Miniaturized Sensors for Detection of Ethanol in Water Based on Electrical Impedance Spectroscopy and Resonant Perturbation Method-A Comparative Study.

ABSTRACT

The development of highly sensitive, portable and low-cost sensors for the evaluation of ethanol content in liquid is particularly important in several monitoring processes, from the food industry to the pharmaceutical industry. In this respect, we report the optimization of two sensing approaches based on electrical impedance spectroscopy (EIS) and complementary double split ring resonators (CDSRRs) for the detection of ethanol in water. Miniaturized EIS sensors were realized with interdigitated electrodes, and the ethanol sensing was carried out in liquid solutions without any functionalization of the electrodes. Impedance fitting analysis, with an equivalent circuit over a frequency range from 100 Hz to 1 MHz, was performed to estimate the electric parameters, which allowed us to evaluate the amount of ethanol in water solutions.
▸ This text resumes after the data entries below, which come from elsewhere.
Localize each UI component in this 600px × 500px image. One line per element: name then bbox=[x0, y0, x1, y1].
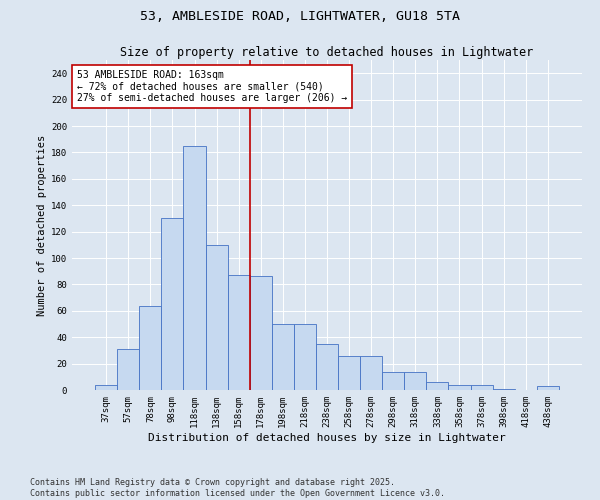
Bar bbox=[117, 349, 139, 390]
Bar bbox=[470, 384, 493, 390]
Bar bbox=[95, 384, 117, 390]
Bar bbox=[338, 356, 360, 390]
Text: 53, AMBLESIDE ROAD, LIGHTWATER, GU18 5TA: 53, AMBLESIDE ROAD, LIGHTWATER, GU18 5TA bbox=[140, 10, 460, 23]
X-axis label: Distribution of detached houses by size in Lightwater: Distribution of detached houses by size … bbox=[148, 432, 506, 442]
Bar bbox=[184, 146, 206, 390]
Title: Size of property relative to detached houses in Lightwater: Size of property relative to detached ho… bbox=[121, 46, 533, 59]
Bar bbox=[427, 382, 448, 390]
Bar bbox=[272, 324, 294, 390]
Text: Contains HM Land Registry data © Crown copyright and database right 2025.
Contai: Contains HM Land Registry data © Crown c… bbox=[30, 478, 445, 498]
Bar bbox=[316, 344, 338, 390]
Bar bbox=[250, 276, 272, 390]
Bar bbox=[360, 356, 382, 390]
Bar bbox=[537, 386, 559, 390]
Bar bbox=[294, 324, 316, 390]
Bar bbox=[404, 372, 427, 390]
Bar bbox=[227, 275, 250, 390]
Y-axis label: Number of detached properties: Number of detached properties bbox=[37, 134, 47, 316]
Bar bbox=[206, 245, 227, 390]
Text: 53 AMBLESIDE ROAD: 163sqm
← 72% of detached houses are smaller (540)
27% of semi: 53 AMBLESIDE ROAD: 163sqm ← 72% of detac… bbox=[77, 70, 347, 103]
Bar bbox=[161, 218, 184, 390]
Bar bbox=[448, 384, 470, 390]
Bar bbox=[382, 372, 404, 390]
Bar bbox=[139, 306, 161, 390]
Bar bbox=[493, 388, 515, 390]
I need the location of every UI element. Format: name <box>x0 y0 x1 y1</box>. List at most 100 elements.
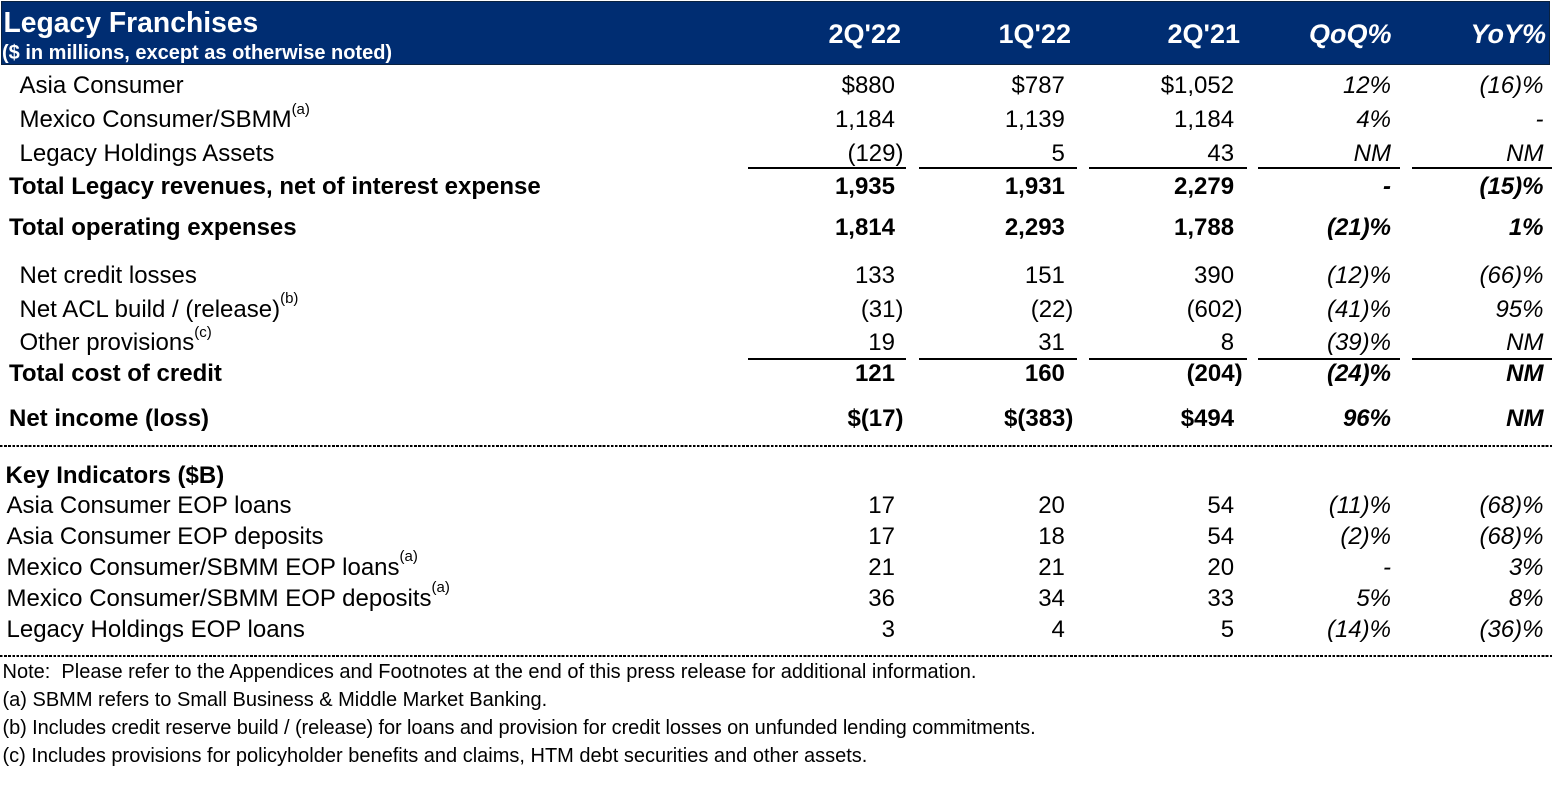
table-row: Asia Consumer $880 $787 $1,052 12% (16)% <box>0 71 1552 99</box>
table-row: Legacy Holdings Assets (129) 5 43 NM NM <box>0 142 1552 166</box>
cell-2q22: 17 <box>868 492 895 519</box>
table-row: Mexico Consumer/SBMM EOP loans(a) 21 21 … <box>0 549 1552 581</box>
cell-2q21: $1,052 <box>1160 71 1235 99</box>
cell-yoy: (15)% <box>1479 172 1544 200</box>
column-header-2q21: 2Q'21 <box>1167 18 1240 49</box>
cell-2q21: 8 <box>1220 329 1235 357</box>
cell-yoy: - <box>1535 106 1544 133</box>
row-label: Total cost of credit <box>9 359 222 387</box>
table-title: Legacy Franchises <box>3 6 259 38</box>
row-label: Net income (loss) <box>9 404 210 432</box>
cell-2q21: 43 <box>1207 140 1235 168</box>
cell-2q21: 1,788 <box>1174 214 1235 241</box>
cell-yoy: (66)% <box>1479 261 1544 289</box>
footnote-marker: (a) <box>399 548 418 566</box>
cell-1q22: 151 <box>1024 261 1065 289</box>
cell-2q22: 133 <box>854 261 895 289</box>
cell-yoy: 3% <box>1508 553 1544 581</box>
row-label: Legacy Holdings Assets <box>19 140 275 168</box>
cell-yoy: NM <box>1506 404 1544 432</box>
row-label: Other provisions(c) <box>19 323 212 357</box>
cell-2q21: 20 <box>1207 553 1235 581</box>
footnote-marker: (a) <box>291 100 310 118</box>
cell-yoy: NM <box>1506 140 1544 168</box>
cell-qoq: (2)% <box>1340 522 1391 550</box>
cell-1q22: 5 <box>1051 140 1065 168</box>
cell-2q21: 2,279 <box>1174 172 1235 200</box>
column-header-yoy: YoY% <box>1470 18 1546 49</box>
row-label: Asia Consumer EOP loans <box>6 492 292 519</box>
cell-2q21: 54 <box>1207 492 1235 519</box>
cell-2q22: 21 <box>868 553 895 581</box>
cell-2q22: 1,814 <box>834 214 895 241</box>
cell-qoq: (12)% <box>1326 261 1391 289</box>
table-row: Asia Consumer EOP deposits 17 18 54 (2)%… <box>0 522 1552 550</box>
cell-qoq: - <box>1383 553 1391 581</box>
cell-yoy: NM <box>1506 359 1544 387</box>
cell-qoq: NM <box>1353 140 1391 168</box>
table-row-total: Total operating expenses 1,814 2,293 1,7… <box>0 216 1552 240</box>
row-label: Asia Consumer <box>19 71 184 99</box>
row-label: Total Legacy revenues, net of interest e… <box>9 172 541 200</box>
row-label: Legacy Holdings EOP loans <box>6 615 305 643</box>
cell-yoy: 1% <box>1508 214 1544 241</box>
cell-2q22: 3 <box>881 615 895 643</box>
cell-2q22: (31) <box>860 295 904 323</box>
cell-2q21: (602) <box>1186 295 1243 323</box>
cell-2q22: (129) <box>847 140 904 168</box>
cell-2q21: $494 <box>1180 404 1235 432</box>
cell-2q21: 390 <box>1194 261 1235 289</box>
footnote-marker: (a) <box>431 579 450 597</box>
table-row: Other provisions(c) 19 31 8 (39)% NM <box>0 323 1552 357</box>
cell-2q21: 5 <box>1220 615 1235 643</box>
cell-2q22: $880 <box>841 71 895 99</box>
cell-yoy: 95% <box>1495 295 1544 323</box>
cell-qoq: - <box>1383 172 1391 200</box>
cell-yoy: (16)% <box>1479 71 1544 99</box>
cell-1q22: $787 <box>1011 71 1065 99</box>
cell-qoq: (24)% <box>1326 359 1391 387</box>
cell-2q21: 54 <box>1207 522 1235 550</box>
cell-yoy: NM <box>1506 329 1544 357</box>
cell-qoq: (14)% <box>1326 615 1391 643</box>
table-row: Mexico Consumer/SBMM EOP deposits(a) 36 … <box>0 579 1552 612</box>
footnote-note: Note: Please refer to the Appendices and… <box>2 661 977 683</box>
cell-2q21: (204) <box>1186 359 1243 387</box>
cell-1q22: (22) <box>1030 295 1074 323</box>
cell-2q21: 33 <box>1207 584 1235 612</box>
footnote-marker: (c) <box>194 323 212 341</box>
cell-qoq: 4% <box>1356 106 1391 133</box>
footnote-a: (a) SBMM refers to Small Business & Midd… <box>2 689 548 711</box>
footnote-marker: (b) <box>280 290 299 308</box>
cell-1q22: 160 <box>1024 359 1065 387</box>
table-subtitle: ($ in millions, except as otherwise note… <box>2 41 393 64</box>
section-title: Key Indicators ($B) <box>5 462 225 489</box>
table-header-bar: Legacy Franchises ($ in millions, except… <box>1 1 1550 65</box>
table-row: Legacy Holdings EOP loans 3 4 5 (14)% (3… <box>0 615 1552 643</box>
dotted-divider <box>0 444 1552 447</box>
row-label: Total operating expenses <box>9 214 297 241</box>
footnote-c: (c) Includes provisions for policyholder… <box>2 744 868 767</box>
table-row-total: Net income (loss) $(17) $(383) $494 96% … <box>0 404 1552 432</box>
cell-2q22: 17 <box>868 522 895 550</box>
row-label: Net credit losses <box>19 261 197 289</box>
cell-2q22: 1,935 <box>834 172 895 200</box>
cell-yoy: (36)% <box>1479 615 1544 643</box>
row-label: Asia Consumer EOP deposits <box>6 522 324 550</box>
cell-1q22: 18 <box>1038 522 1065 550</box>
table-row-total: Total Legacy revenues, net of interest e… <box>0 172 1552 200</box>
row-label: Mexico Consumer/SBMM(a) <box>19 100 310 133</box>
dotted-divider <box>0 655 1552 658</box>
cell-2q22: $(17) <box>847 404 904 432</box>
column-header-1q22: 1Q'22 <box>998 18 1071 49</box>
cell-1q22: 34 <box>1038 584 1065 612</box>
cell-1q22: 4 <box>1051 615 1065 643</box>
cell-qoq: (39)% <box>1326 329 1391 357</box>
cell-1q22: 1,139 <box>1004 106 1065 133</box>
table-row: Net ACL build / (release)(b) (31) (22) (… <box>0 291 1552 323</box>
table-row: Net credit losses 133 151 390 (12)% (66)… <box>0 261 1552 289</box>
table-row-total: Total cost of credit 121 160 (204) (24)%… <box>0 359 1552 387</box>
cell-qoq: (21)% <box>1326 214 1391 241</box>
row-label: Mexico Consumer/SBMM EOP deposits(a) <box>6 579 450 612</box>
On the other hand, complementary double split ring resonators (CDSRRs) were optimized by adjusting the device geometry to achieve higher quality factors while operating at a low fundamental frequency despite the small size (useful for compact electronic packaging). Both sensors were found to be efficient for the detection of low amounts of ethanol in water, even in the presence of salts. In particular, EIS sensors proved to be effective in performing a broadband evaluation of ethanol concentration and are convenient when low cost is the priority. On the other end, the employment of split ring resonators allowed us to achieve a very low limit of detection of 0.2 v/v%, and provides specific advantages in the case of known environments where they can enable fast real-time single-frequency measurements.